Арес и Марс виновато опустили головы и прижались к стене.
– Проклятые олухи! Вы знаете, сколько пришлось выложить золота этому проклятому сербу, чтобы он вернул вас мне! Вы и одного дуката не стоите, дети грязной свиньи!
– Они не дети грязной свиньи, – заревел Гудо. – Они дети благородного отца!
– Что? – задохнулся в гневе Джованни Санудо. – Да как ты смел такое сказать? Я тебя…
Но великий герцог не смог ударить в лицо «господина в синих одеждах». Гудо уклонился от удара и тут же нанес свой удар под грудь напавшему. Не дав опомниться ни великому герцогу, ни его телохранителям, он повалил Джованни Санудо на пол и сдавил локтем его горло. Тут же он выхватил поясной нож из ножен Джованни Санудо и слегка вонзил его под сердце.
– Назад, Арес и Марс! А не то, я его убью!
Близнецы отступили к стене, так и не вытащив мечи из ножен.
– А теперь вы узнаете правду! Кто эти близнецы?
Гудо надавил на рукоять ножа.
– А-а-а! – завыл великий герцог.
– Говори правду и только правду. В моих руках все говорили правду и только правду.
– Я даже не знаю их настоящих имен. Я похитил их у турок… У османского вельможи, – прохрипел Джованни Санудо.
– Почему ты похитил детей османского вельможи?
– Я с другом, бароном Рамоном Мунтанери, привез османам рабов на продажу. Мы захватили их на одном из островов. Нам хорошо заплатили. Мы на радостях выпили. А потом… А-а-а! Проклятый палач! Оставь мое сердце… Я скажу… Мы решили подсмотреть за тем, как купаются мусульманские женщины в море. Невинное юношеское развлечение… Рамону удалось бежать, а меня схватили и привели к двум братьям. Это были Алаеддин и Орхан. Я их молил, и они с оглядкой на мой юный возраст не казнили меня. Только Орхан наказал меня… Он всадил, по совету старшего брата, в мочевой канал моего фаллоса колючую ветку. Так поступали еще в Древней Греции с врагами, которых более следовало помиловать, чем казнить. Но это страшнее казни. О, это была невыносимая и физическая и душевная боль.

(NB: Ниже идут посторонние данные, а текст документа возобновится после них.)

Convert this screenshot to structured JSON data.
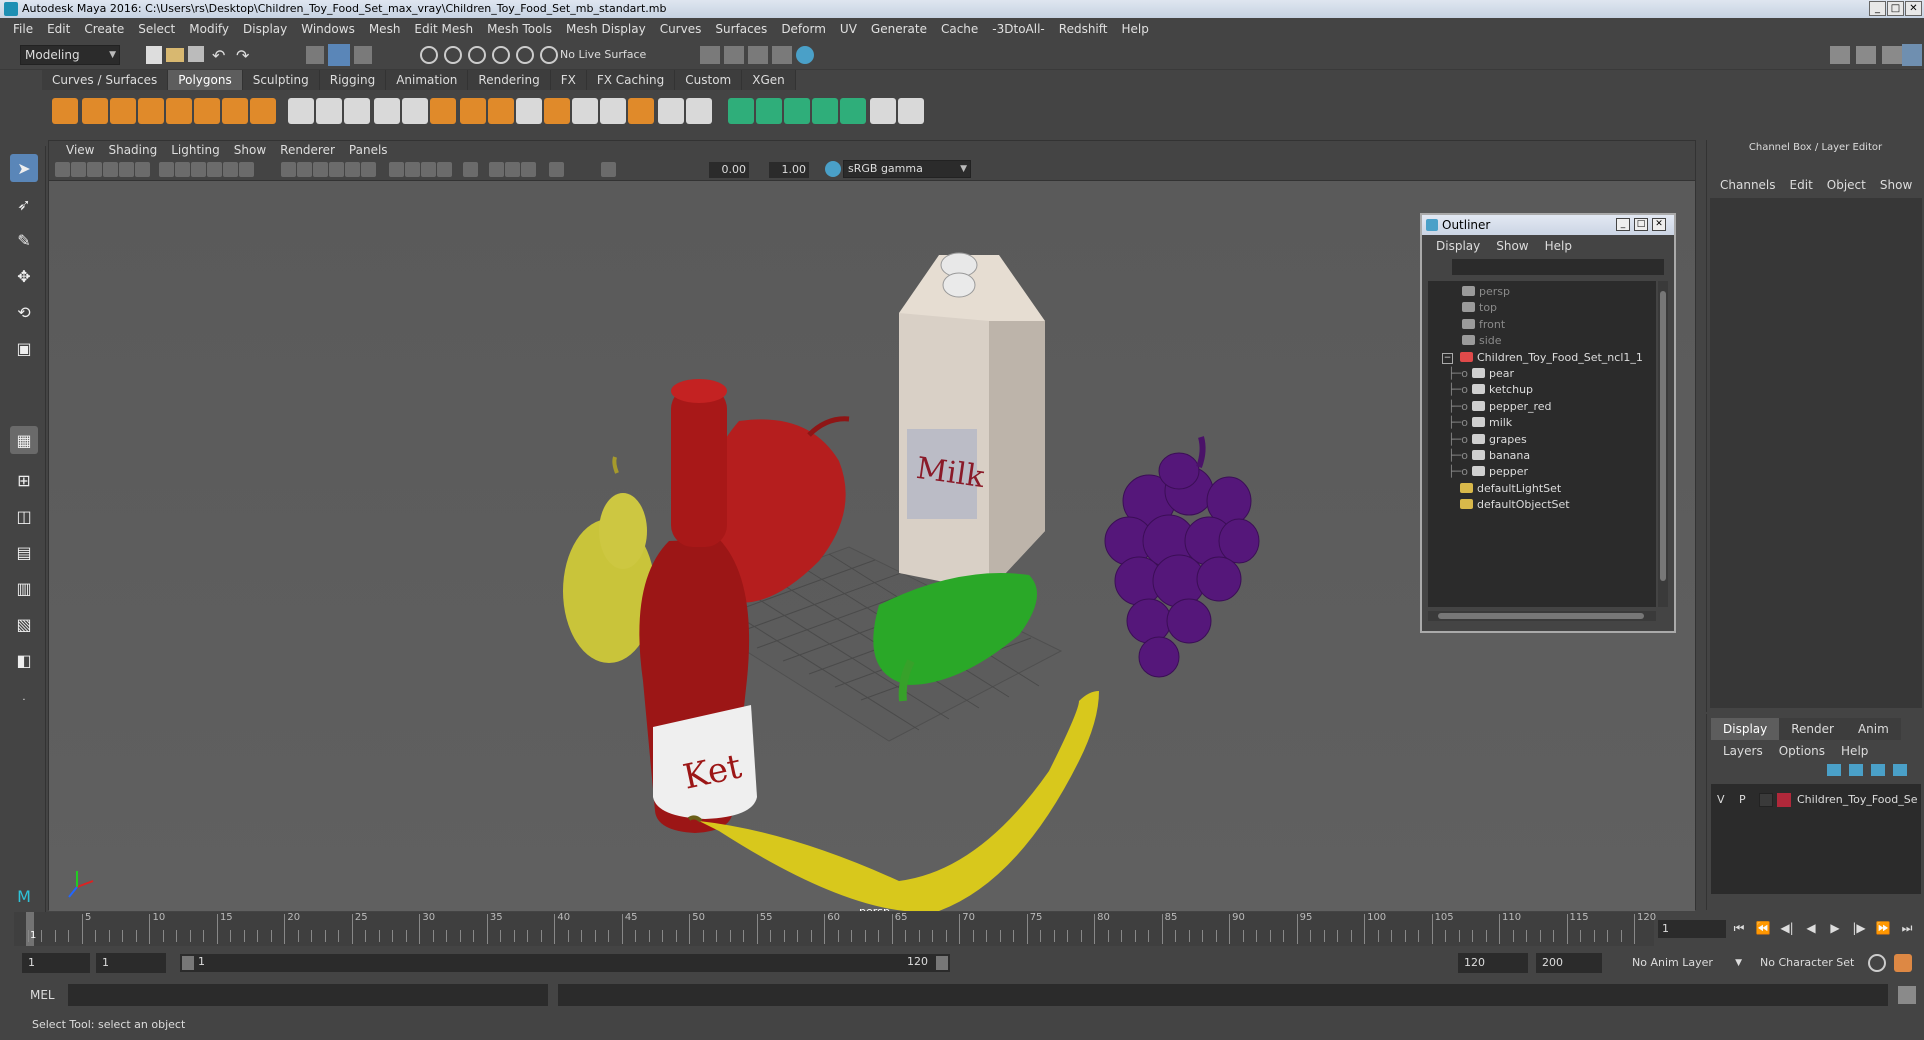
{
  "window": {
    "title": "Autodesk Maya 2016: C:\\Users\\rs\\Desktop\\Children_Toy_Food_Set_max_vray\\Children_Toy_Food_Set_mb_standart.mb"
  },
  "menubar": [
    "File",
    "Edit",
    "Create",
    "Select",
    "Modify",
    "Display",
    "Windows",
    "Mesh",
    "Edit Mesh",
    "Mesh Tools",
    "Mesh Display",
    "Curves",
    "Surfaces",
    "Deform",
    "UV",
    "Generate",
    "Cache",
    "-3DtoAll-",
    "Redshift",
    "Help"
  ],
  "statusline": {
    "mode": "Modeling",
    "live_surface": "No Live Surface"
  },
  "shelf": {
    "tabs": [
      "Curves / Surfaces",
      "Polygons",
      "Sculpting",
      "Rigging",
      "Animation",
      "Rendering",
      "FX",
      "FX Caching",
      "Custom",
      "XGen"
    ],
    "active_tab": "Polygons"
  },
  "viewport": {
    "menu": [
      "View",
      "Shading",
      "Lighting",
      "Show",
      "Renderer",
      "Panels"
    ],
    "exposure": "0.00",
    "gamma": "1.00",
    "colorspace": "sRGB gamma",
    "camera": "persp"
  },
  "outliner": {
    "title": "Outliner",
    "menu": [
      "Display",
      "Show",
      "Help"
    ],
    "cameras": [
      "persp",
      "top",
      "front",
      "side"
    ],
    "group": "Children_Toy_Food_Set_ncl1_1",
    "children": [
      "pear",
      "ketchup",
      "pepper_red",
      "milk",
      "grapes",
      "banana",
      "pepper"
    ],
    "sets": [
      "defaultLightSet",
      "defaultObjectSet"
    ]
  },
  "channelbox": {
    "title": "Channel Box / Layer Editor",
    "menu": [
      "Channels",
      "Edit",
      "Object",
      "Show"
    ]
  },
  "layereditor": {
    "tabs": [
      "Display",
      "Render",
      "Anim"
    ],
    "active_tab": "Display",
    "menu": [
      "Layers",
      "Options",
      "Help"
    ],
    "layer": {
      "v": "V",
      "p": "P",
      "name": "Children_Toy_Food_Se",
      "color": "#b0283a"
    }
  },
  "timeline": {
    "ticks": [
      "5",
      "10",
      "15",
      "20",
      "25",
      "30",
      "35",
      "40",
      "45",
      "50",
      "55",
      "60",
      "65",
      "70",
      "75",
      "80",
      "85",
      "90",
      "95",
      "100",
      "105",
      "110",
      "115",
      "120"
    ],
    "start_marker": "1",
    "current_frame": "1"
  },
  "range": {
    "start": "1",
    "playback_start": "1",
    "slider_start": "1",
    "slider_end": "120",
    "playback_end": "120",
    "end": "200",
    "anim_layer": "No Anim Layer",
    "character_set": "No Character Set"
  },
  "cmdline": {
    "label": "MEL"
  },
  "helpline": {
    "text": "Select Tool: select an object"
  },
  "scene_labels": {
    "milk": "Milk",
    "ketchup": "Ket"
  },
  "colors": {
    "accent": "#5d5d5d",
    "outliner_title": "#cbd5e4",
    "layer_color": "#b0283a"
  }
}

Мне велели убираться прочь. Но я… Мы с Рамоном решили отомстить и в ту же ночь проникли в лагерь турок. Нам удалось похитить двух малышей. Мы знали, что у Алаеддина и Орхана дети родились почти в один день. И я надеялся, что похитил детей обоих братьев. Но это были близнецы. Я сначала хотел их убить и отправить трупы отцу. Пусть хотя бы один из них испытает ту боль, что выворачивала мою душу. Но потом передумал.
Я сделал более правильно…
– Ты отдал детей изуверу Гальчини, и тот сделал из детей не только кастратов, но и монстров воинов. Безжалостных убийц и послушных псов! Такие были в особых отрядах тамплиеров. Я читал записки Гальчини в своих долгих скитаниях!
– Да! Гальчини привез на острова к моему отцу мой крёстный Марино Фальери. Гальчини прятался от врагов запада и востока. Мы подружились. Потом он спас мою жизнь, но вынужден был отнять у меня фаллос. Он же предложил отомстить, превратив малышей в верных телохранителей. Для этого понадобилось много времени и золота. Но результат произошел все ожидания. Пусти меня, проклятый палач. Они не только мои псы – они мои дети, о которых я заботился всю жизнь! Они мои дети.